Sweet and dear were flattering. When he’d unplaited her braid and indulged himself with a long session of stroking her hair, Beck fell asleep wondering if being dangerous in Sara’s mind was really a good thing.

He came awake slowly, convinced Heifer had found his way to the bed and was flicking his tail over Beck’s cheek. When his eyes opened, though, the single guttering candle revealed North’s saturnine features as he used a lock of Sara’s hair to brush against Beck’s nose.

North looked diabolically dark and unhappy—darker and unhappier than usual. He gestured silently with his thumb toward the sitting room, waiting until Beck nodded before he turned to go. Beck shrugged into his dressing gown and mentally catalogued the list of emergencies that could merit this unprecedented intrusion—Allie falling ill, Ulysses coming down with colic, Polly going missing?—then paused by the bed and tucked the covers up over Sara’s shoulders.
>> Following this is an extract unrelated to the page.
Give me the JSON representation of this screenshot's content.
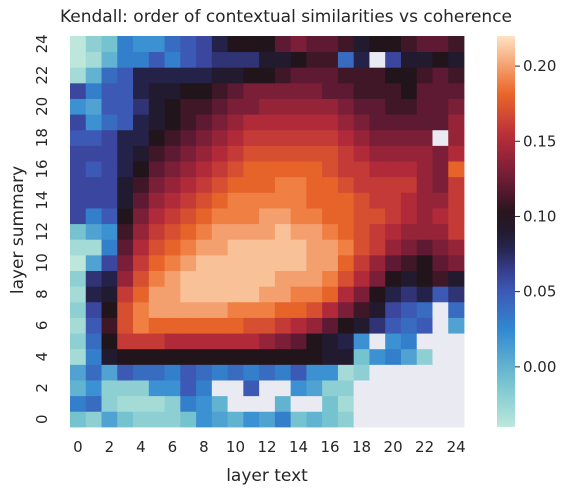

Beck closed the door between the bedroom and the sitting room, ready to offer North a whispered tongue-lashing, but the expression on North’s face stopped him.

“Allie? Polly?”

“No, lad.” North’s eyes, usually so guarded and mocking, held regret. “Your dear papa has gone to his reward, and I fear it is my sad duty to be the first to address you as Reston.”

“Papa?”

“I am so sorry, Beckman.”

“It isn’t… unexpected.” But Beck’s lungs were fighting to draw breath, and his hands had a sudden sensation of emptiness. His guts felt empty; his life felt empty.
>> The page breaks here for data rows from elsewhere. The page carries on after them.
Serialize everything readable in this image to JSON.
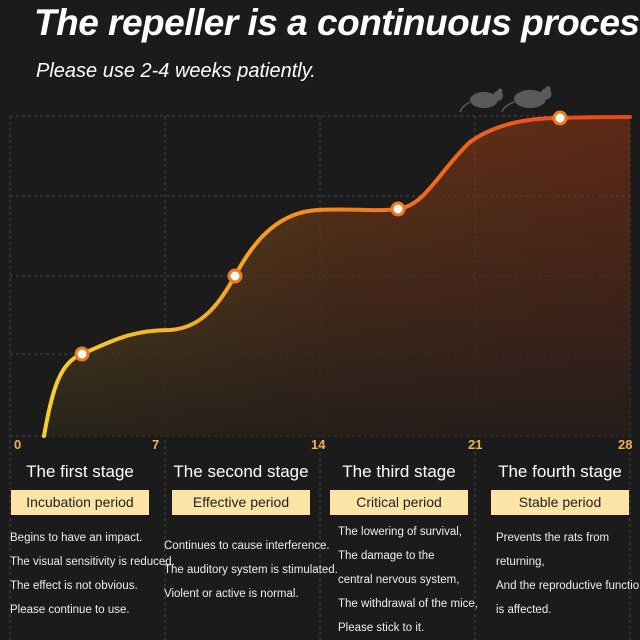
{
  "header": {
    "title": "The repeller is a continuous process.",
    "subtitle": "Please use 2-4 weeks patiently."
  },
  "chart_data": {
    "type": "area",
    "x_ticks": [
      "0",
      "7",
      "14",
      "21",
      "28"
    ],
    "xlim": [
      0,
      28
    ],
    "marked_points": [
      {
        "x": 3,
        "label": ""
      },
      {
        "x": 9.2,
        "label": ""
      },
      {
        "x": 18.4,
        "label": ""
      },
      {
        "x": 25.5,
        "label": ""
      }
    ],
    "grid": true,
    "gradient_colors": [
      "#f6d027",
      "#f7a21e",
      "#f06a1c",
      "#e8441a"
    ],
    "icon": "rats-icon"
  },
  "stages": [
    {
      "name": "The first stage",
      "period": "Incubation period",
      "lines": [
        "Begins to have an impact.",
        "The visual sensitivity is reduced.",
        "The effect is not obvious.",
        "Please continue to use."
      ]
    },
    {
      "name": "The second stage",
      "period": "Effective period",
      "lines": [
        "Continues to cause interference.",
        "The auditory system is stimulated.",
        "Violent or active is normal."
      ]
    },
    {
      "name": "The third stage",
      "period": "Critical period",
      "lines": [
        "The lowering of survival,",
        "The damage to the",
        "central nervous system,",
        "The withdrawal of the mice,",
        "Please stick to it."
      ]
    },
    {
      "name": "The fourth stage",
      "period": "Stable period",
      "lines": [
        "Prevents the rats from",
        "returning,",
        "And the reproductive function",
        "is affected."
      ]
    }
  ]
}
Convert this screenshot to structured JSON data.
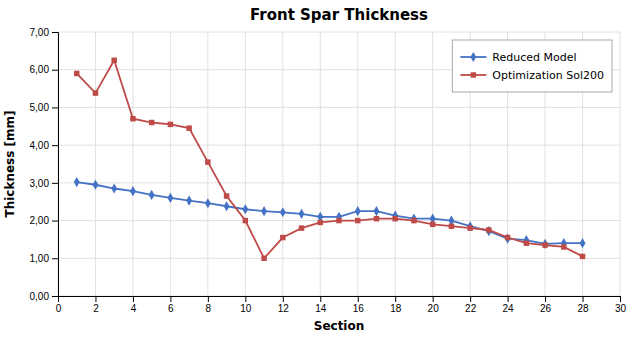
{
  "chart_data": {
    "type": "line",
    "title": "Front Spar Thickness",
    "xlabel": "Section",
    "ylabel": "Thickness [mm]",
    "x": [
      1,
      2,
      3,
      4,
      5,
      6,
      7,
      8,
      9,
      10,
      11,
      12,
      13,
      14,
      15,
      16,
      17,
      18,
      19,
      20,
      21,
      22,
      23,
      24,
      25,
      26,
      27,
      28
    ],
    "series": [
      {
        "name": "Reduced Model",
        "color": "#4472C4",
        "marker": "diamond",
        "values": [
          3.02,
          2.95,
          2.85,
          2.78,
          2.68,
          2.6,
          2.53,
          2.46,
          2.38,
          2.3,
          2.25,
          2.22,
          2.18,
          2.1,
          2.1,
          2.25,
          2.25,
          2.13,
          2.05,
          2.05,
          2.0,
          1.85,
          1.72,
          1.52,
          1.48,
          1.38,
          1.4,
          1.4
        ]
      },
      {
        "name": "Optimization Sol200",
        "color": "#BE4B48",
        "marker": "square",
        "values": [
          5.9,
          5.38,
          6.25,
          4.7,
          4.6,
          4.55,
          4.45,
          3.55,
          2.65,
          2.0,
          1.0,
          1.55,
          1.8,
          1.95,
          2.0,
          2.0,
          2.05,
          2.05,
          2.0,
          1.9,
          1.85,
          1.8,
          1.75,
          1.55,
          1.4,
          1.35,
          1.3,
          1.05
        ]
      }
    ],
    "xlim": [
      0,
      30
    ],
    "ylim": [
      0.0,
      7.0
    ],
    "xticks": [
      0,
      2,
      4,
      6,
      8,
      10,
      12,
      14,
      16,
      18,
      20,
      22,
      24,
      26,
      28,
      30
    ],
    "yticks": [
      {
        "value": 0.0,
        "label": "0,00"
      },
      {
        "value": 1.0,
        "label": "1,00"
      },
      {
        "value": 2.0,
        "label": "2,00"
      },
      {
        "value": 3.0,
        "label": "3,00"
      },
      {
        "value": 4.0,
        "label": "4,00"
      },
      {
        "value": 5.0,
        "label": "5,00"
      },
      {
        "value": 6.0,
        "label": "6,00"
      },
      {
        "value": 7.0,
        "label": "7,00"
      }
    ],
    "grid": true,
    "legend": "upper right"
  }
}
“The rider from Linden is in the kitchen,” North went on, gaze on a carrying candle flickering on the low table. “He said your brother Ethan and your sister Nita were with the earl, but the old fellow just slipped away quietly in his sleep. The funeral will be on Friday.”

“I want…”

“Anything you need,” North replied. “Name it.”

He wanted his papa. Wanted another acerbic lecture assuring him his father loved him, forgave him his many shortcomings, would be there to forgive him again when he stumbled, because Beck always, eventually, stumbled. And the earl always found some way for him to redeem himself, to allow them both the fiction that someday, the stumbling would be over.

“Beck.” North laid a hand on Beck’s arm, and it was enough—one simple gesture of caring from a man who lived a study of indifference was enough—to make the earl’s death more real.

Beck shook his head at nothing in particular, but when he felt North draw him closer, he leaned on his friend.

“I’m having Soldier and Ulysses saddled,” North said. “You can be at Linden before dawn, and the baron’s stables will provide remounts. You can make that funeral if you leave now and the clouds don’t obscure the moon.”

Beck pulled away, though he wanted to cling, curse, or possibly put out North’s lights. “Gabriel, I don’t want to go.”

North nodded, a world of sympathy in his expression. “You don’t want to, but you need to. I’ll pack your clothes. Polly is putting you together some food. You might want to say something to Sara.”

Beck glanced at his bedroom door. What would he say?

“Let’s get you dressed,” North suggested. North did most of the dressing, while Beck stood there, silent and passive. “You know the roads between here and Kent?”

“I do.”

“You going to wake Sara up?” North tied a simple knot in Beck’s neckcloth. “I can wake her, if you’d rather.”